Bahia é certamente o estado do Brasil que se destaca na função de identidade cultural e nacional. Recebeu do jornal The New York Times classificação em uma lista dos 52 lugares indicados para visitação no mundo. A capital baiana é a única cidade do Brasil que aparece no ranking.

Fotos arquivo pessoal

O turismo tem real contribuição para uma região. Porém, o povo nativo precisa de preparo e dar a devida manutenção à cultura, precisa de parceria com a educação. Paulo contou sobre suas reflexões a respeito da educação no Brasil.  “Preocupo-me muito com o sistema educacional do País hoje. Formar doutores apagou parte de nossas verdades e incentivou o lado perigoso do Capitalismo. O Brasil tinha pressa em modernização. Claro que reconheço a colaboração das grandes universidades, mas o novo sistema desapareceu com importantes instituições, o que foi uma pena. Fico pensando se não foi um erro não tê-las preservado, como por exemplo, o Liceu de Artes e Ofícios da Bahia. Época que o nutrir de historias eram mais importantes que consumir coisas“.

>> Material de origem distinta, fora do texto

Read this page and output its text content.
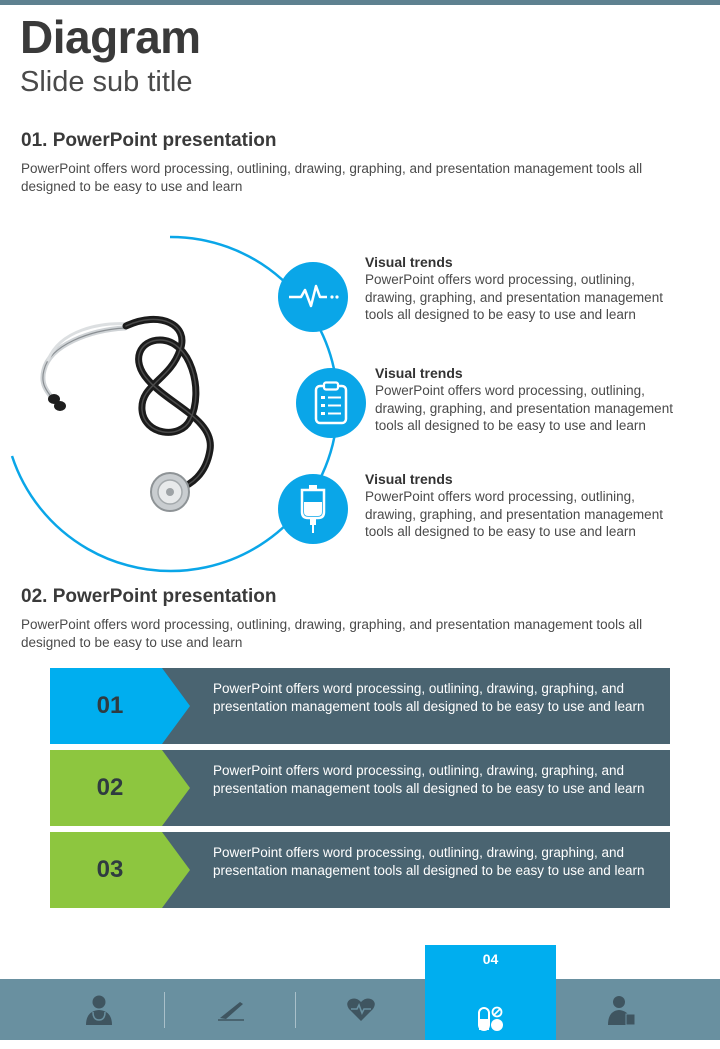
Diagram
Slide sub title
01. PowerPoint presentation
PowerPoint offers word processing, outlining, drawing, graphing, and presentation management tools all designed to be easy to use and learn
Visual trends
PowerPoint offers word processing, outlining, drawing, graphing, and presentation management tools all designed to be easy to use and learn
Visual trends
PowerPoint offers word processing, outlining, drawing, graphing, and presentation management tools all designed to be easy to use and learn
Visual trends
PowerPoint offers word processing, outlining, drawing, graphing, and presentation management tools all designed to be easy to use and learn
02. PowerPoint presentation
PowerPoint offers word processing, outlining, drawing, graphing, and presentation management tools all designed to be easy to use and learn
01
PowerPoint offers word processing, outlining, drawing, graphing, and presentation management tools all designed to be easy to use and learn
02
PowerPoint offers word processing, outlining, drawing, graphing, and presentation management tools all designed to be easy to use and learn
03
PowerPoint offers word processing, outlining, drawing, graphing, and presentation management tools all designed to be easy to use and learn
04
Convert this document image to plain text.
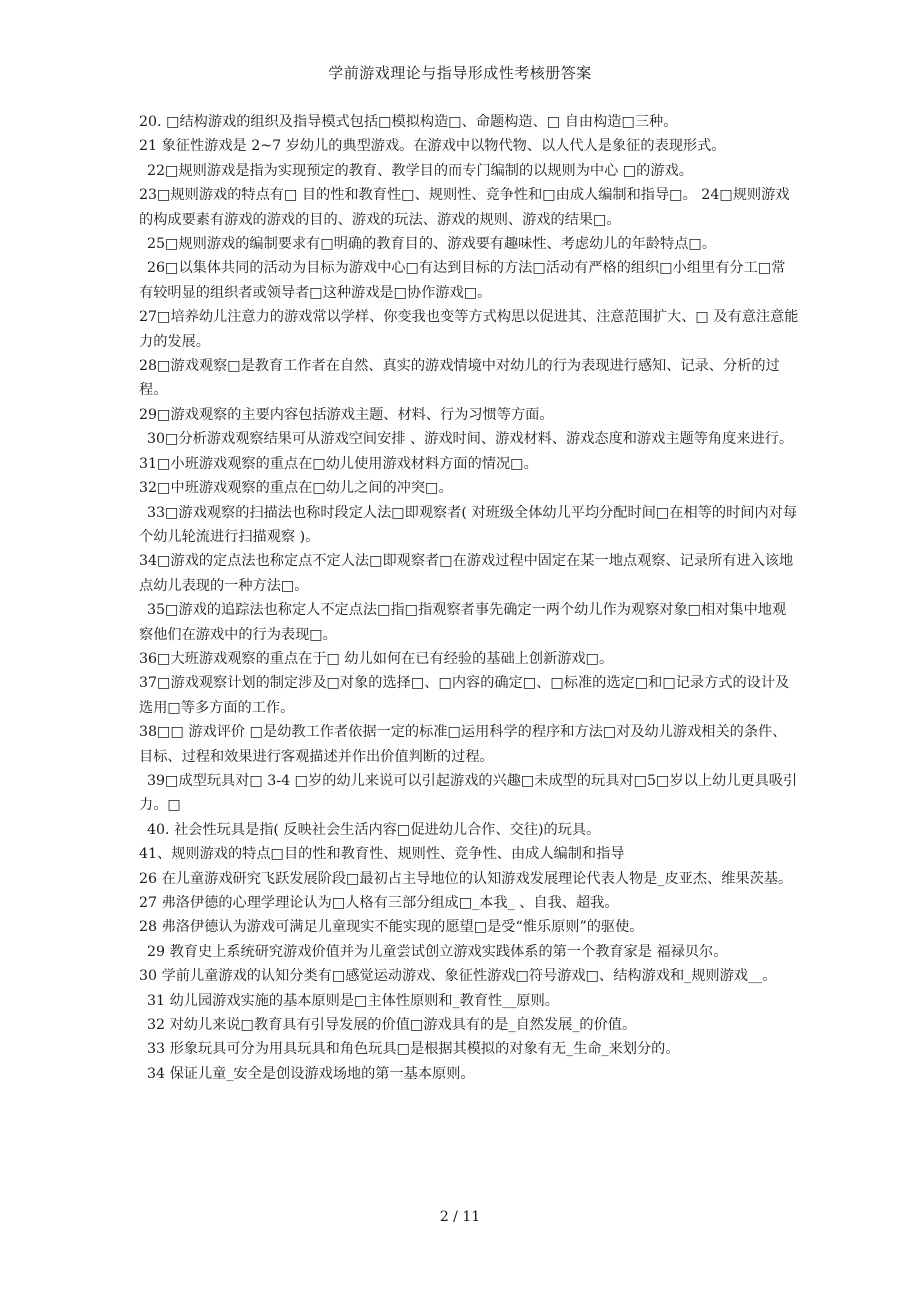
学前游戏理论与指导形成性考核册答案

20. □结构游戏的组织及指导模式包括□模拟构造□、命题构造、□ 自由构造□三种。

21 象征性游戏是 2~7 岁幼儿的典型游戏。在游戏中以物代物、以人代人是象征的表现形式。

22□规则游戏是指为实现预定的教育、教学目的而专门编制的以规则为中心 □的游戏。

23□规则游戏的特点有□ 目的性和教育性□、规则性、竞争性和□由成人编制和指导□。 24□规则游戏的构成要素有游戏的游戏的目的、游戏的玩法、游戏的规则、游戏的结果□。

25□规则游戏的编制要求有□明确的教育目的、游戏要有趣味性、考虑幼儿的年龄特点□。

26□以集体共同的活动为目标为游戏中心□有达到目标的方法□活动有严格的组织□小组里有分工□常有较明显的组织者或领导者□这种游戏是□协作游戏□。

27□培养幼儿注意力的游戏常以学样、你变我也变等方式构思以促进其、注意范围扩大、□ 及有意注意能力的发展。

28□游戏观察□是教育工作者在自然、真实的游戏情境中对幼儿的行为表现进行感知、记录、分析的过程。

29□游戏观察的主要内容包括游戏主题、材料、行为习惯等方面。

30□分析游戏观察结果可从游戏空间安排 、游戏时间、游戏材料、游戏态度和游戏主题等角度来进行。

31□小班游戏观察的重点在□幼儿使用游戏材料方面的情况□。

32□中班游戏观察的重点在□幼儿之间的冲突□。

33□游戏观察的扫描法也称时段定人法□即观察者( 对班级全体幼儿平均分配时间□在相等的时间内对每个幼儿轮流进行扫描观察 )。

34□游戏的定点法也称定点不定人法□即观察者□在游戏过程中固定在某一地点观察、记录所有进入该地点幼儿表现的一种方法□。

35□游戏的追踪法也称定人不定点法□指□指观察者事先确定一两个幼儿作为观察对象□相对集中地观察他们在游戏中的行为表现□。

36□大班游戏观察的重点在于□ 幼儿如何在已有经验的基础上创新游戏□。

37□游戏观察计划的制定涉及□对象的选择□、□内容的确定□、□标准的选定□和□记录方式的设计及选用□等多方面的工作。

38□□ 游戏评价 □是幼教工作者依据一定的标准□运用科学的程序和方法□对及幼儿游戏相关的条件、目标、过程和效果进行客观描述并作出价值判断的过程。

39□成型玩具对□ 3-4 □岁的幼儿来说可以引起游戏的兴趣□未成型的玩具对□5□岁以上幼儿更具吸引力。□

40. 社会性玩具是指( 反映社会生活内容□促进幼儿合作、交往)的玩具。

41、规则游戏的特点□目的性和教育性、规则性、竞争性、由成人编制和指导

26 在儿童游戏研究飞跃发展阶段□最初占主导地位的认知游戏发展理论代表人物是_皮亚杰、维果茨基。

27 弗洛伊德的心理学理论认为□人格有三部分组成□_本我_ 、自我、超我。

28 弗洛伊德认为游戏可满足儿童现实不能实现的愿望□是受“惟乐原则”的驱使。

29 教育史上系统研究游戏价值并为儿童尝试创立游戏实践体系的第一个教育家是 福禄贝尔。

30 学前儿童游戏的认知分类有□感觉运动游戏、象征性游戏□符号游戏□、结构游戏和_规则游戏__。

31 幼儿园游戏实施的基本原则是□主体性原则和_教育性__原则。

32 对幼儿来说□教育具有引导发展的价值□游戏具有的是_自然发展_的价值。

33 形象玩具可分为用具玩具和角色玩具□是根据其模拟的对象有无_生命_来划分的。

34 保证儿童_安全是创设游戏场地的第一基本原则。

2 / 11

O Liceu de Artes e Ofícios da Bahia, foi criado em 20 de outubro de 1872 em Salvador, com o objetivo de qualificar operários e artífices para o mercado de trabalho. A instituição que oferecia gratuitamente aulas noturnas, abertas a todos, sem distinção de cor e classe social, encerrou seus trabalhos em 1945. Em 1995, reabriram o prédio histórico, inaugurando o Memorial do Liceu. 

Paulo Vaz conta que não havia a pretensão de ter um restaurante ou cafeteria. Ele é artista plástico e precisava de um local para fixar seu atelier. Mas acabou por ter as duas coisas: o café e o atelier. Por isso o nome Cafélier.

Ele sempre gostou de receber pessoas, jantares entre amigos, os encontros ganharam aspecto de sarau cultural. Seu primeiro endereço foi no bairro de Ondina em 1992, e em 1995 mudou-se para o Pelourinho. Logo após a restauração da região onde ficou 10 anos, desde então conta com a amizade e dedicação de José Carlos Lima, gerente do café até hoje. Construindo juntos esta história de sucesso, afirma orgulhoso Paulo, mudou se mais uma vez para Santo Antônio Além do Carmo, exatamente em frente o histórico Convento do Carmo.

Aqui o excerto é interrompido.